The authors wrote a good review that summarizes the key cellular and molecular players in the microenvironment of glioblastoma (GB) with a special emphasis on what is currently known about the contribution of the renin-angiotensin system (RAS) to GB progression. Although the implementation of the Stupp protocol (i.e., chemoradiation followed by adjuvant temozolomide) led to undeniable albeit quite modest improvements to the overall survival of GB patients, the development of more effective therapies remains an unmet medical need for these patients. Along this line, targeting various RAS components in cancer patients with widely available and low-cost drugs (e.g., ACE inhibitors, ARBs, etc.) is a tempting proposition which needs further clinical validation. Unfortunately, the current clinical data available with these compounds are far from being conclusive. Furthermore, more basic research studies are needed to further clarify the mechanistic roles played by various RAS components during the progression of GB. The authors discuss some of these caveats and suggest several future research directions. 

Author Response

We thank you for your support and insightful comments

Author Response File: Author Response.docx

Reviewer 2 Report

In this work, the authors exhaustively summarize the role of the Renin Angiotensin System in glioblastoma recurrence by combining two fundamental aspects, cancer stem cells and the tumor microenvironment. Furthermore, the review underscores the relevance of RAS inhibitors in improving the treatment of glioblastoma and its consequences. The review is well structured and referenced. Overall, it is good work useful for a large number of oncology researchers.

Comments:

• In the second paragraph on page 9, the authors mention the DD genotype and its phenotypic consequences such as the accumulation of ACE. This is the only reference (at least, that I have seen) to the DD genotype in the article. Then, it should be clarified a little more. CSC homozygous for the DD genotype of the ACE 1 gene have elevated plasma ACE levels that correlate with angiotensin II levels.
• The authors refer to the use of RAS inhibitors in a general way as RASis or drugs targeting RAS. Subsequently, captopril and celecoxib are specifically cited.
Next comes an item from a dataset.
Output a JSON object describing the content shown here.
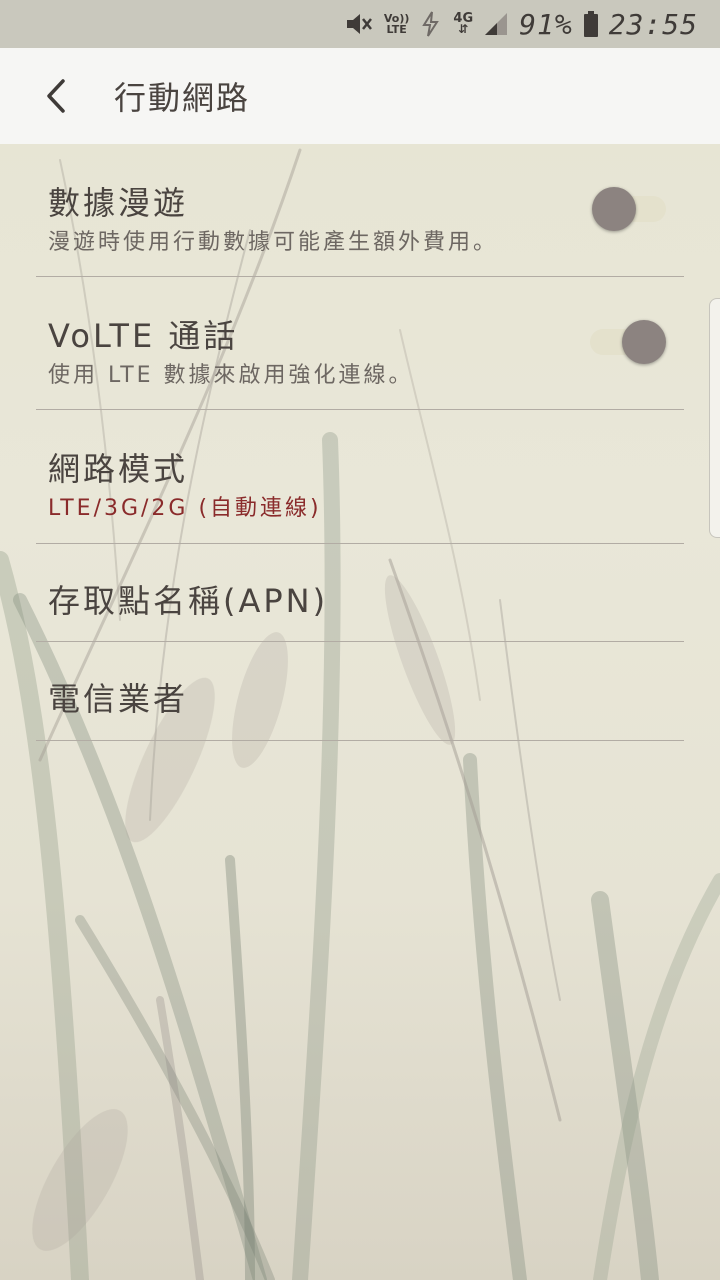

It would be interesting to explain whether the role of RAS inhibition refers specifically to ACE 1 inhibitors or not. If I am not mistaken, celecoxib is a COX-2 inhibitor and ACE2 inhibitors are also used to modulate RAS signaling.
• Cathepsin G participates in the formation of angiotensin II. It should be interesting to mention if this could be relevant in glioblastoma to bypass ACE1 inhibition.
• In figure 2 and in the third paragraph on page 8, there is a spelling error. The cyclin D1 oncogene is CCND1.

Author Response

We thank you for your support and helpful comments. We have added a brief description to clarify our statement on elevated ACE in individuals with a DD genotype in our revised manuscript. We have also clarified that RAS inhibition refers to any RAS component being inhibited, preventing the downstream effects of its specific action. We have added a statement of the action of cathepsin G which is included in Figure 2. We trust that these amendments are now satisfactory.